Lo admitiremos con mucho gusto. ¿Significa esto que puede haber conflicto entre dos exigencias contradictorias? Es aquí donde los datos del problema son falseados sistemáticamente por los individualistas de toda índole. Éstos consideran, en efecto, al hombre moral un dios autosuficiente que actúa sobre o en un medio social que le estaría subordinado. El acto político dependería así de conveniencias personales.

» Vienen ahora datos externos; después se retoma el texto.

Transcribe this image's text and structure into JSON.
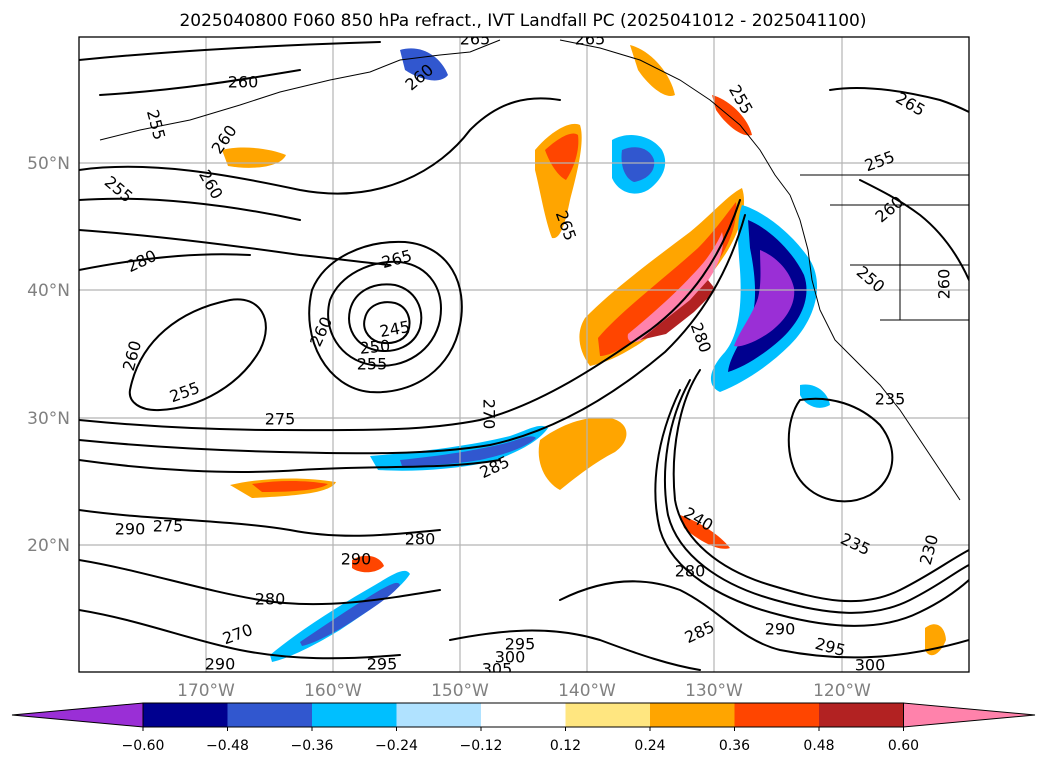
{
  "title": "2025040800 F060 850 hPa refract., IVT Landfall PC (2025041012 - 2025041100)",
  "lat_labels": [
    "50°N",
    "40°N",
    "30°N",
    "20°N"
  ],
  "lon_labels": [
    "170°W",
    "160°W",
    "150°W",
    "140°W",
    "130°W",
    "120°W"
  ],
  "colorbar": {
    "ticks": [
      "−0.60",
      "−0.48",
      "−0.36",
      "−0.24",
      "−0.12",
      "0.12",
      "0.24",
      "0.36",
      "0.48",
      "0.60"
    ],
    "colors": [
      "#9a2fd6",
      "#00008f",
      "#3157cf",
      "#00bfff",
      "#b0e2ff",
      "#ffffff",
      "#ffe680",
      "#ffa500",
      "#ff4500",
      "#b22222",
      "#ff82ab"
    ]
  },
  "contour_labels": [
    "260",
    "255",
    "260",
    "255",
    "260",
    "280",
    "265",
    "245",
    "250",
    "255",
    "260",
    "260",
    "255",
    "275",
    "270",
    "285",
    "280",
    "275",
    "290",
    "290",
    "280",
    "280",
    "270",
    "290",
    "295",
    "300",
    "305",
    "295",
    "285",
    "290",
    "295",
    "300",
    "280",
    "235",
    "230",
    "240",
    "235",
    "265",
    "255",
    "265",
    "255",
    "260",
    "250",
    "260",
    "265",
    "260",
    "265"
  ]
}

Nada más equivocado. El individuo que toma una decisión en conciencia no puede moralmente prescindir de su naturaleza social ni de su posición dentro de los grupos y de la Comunidad de que forma parte. La obediencia a las órdenes del Estado legítimo es, para el ciudadano, un deber moral, cualquiera sea el juicio que pueda formular al respecto en lo íntimo de su mente. En cuanto al gobernante, está comprometido por un deber de estado que es, para él, un deber de Estado. La ética más elemental lo obliga a desempeñar en primer lugar las funciones que le son propias, vale decir, a plegar su acción a las necesidades de la vida comunitaria.
La política no puede, por tanto, exigir ningún acto inmoral, por la sencilla razón de que todo acto se torna moral por el solo hecho de que la política lo exige. Sólo es inmoral cuando se lo efectúa en provecho propio, luego desvirtuándolo. De ahí que las condenas pronunciadas en nombre de una moral individualista en contra de la razón de Estado sean indefendibles. Se fundan, no en el derecho natural del ser humano autónomo a su propia realización – derecho subordinado, ya lo hemos visto, al  derecho no menos natural de la Comunidad a la afirmación – sino en la idea de una Justicia absoluta de la que participaran igualmente todos los individuos y ante la cual debiera inclinarse el Estado.
Tal vez sea injusto que tal soldado muera en la guerra mientras otros sobreviven, o que un inocente sea sacrificado en defensa del orden social. Pero el órgano soberano de la Comunidad no puede ni debe entrar en semejantes consideraciones. Encarna una finalidad humana superior a la del individuo y extraña a toda abstracción. Posee, por eso mismo, una razón de actuar que le es propia y no puede someterse a ningún principio que no sea el inmanente de la legitimidad.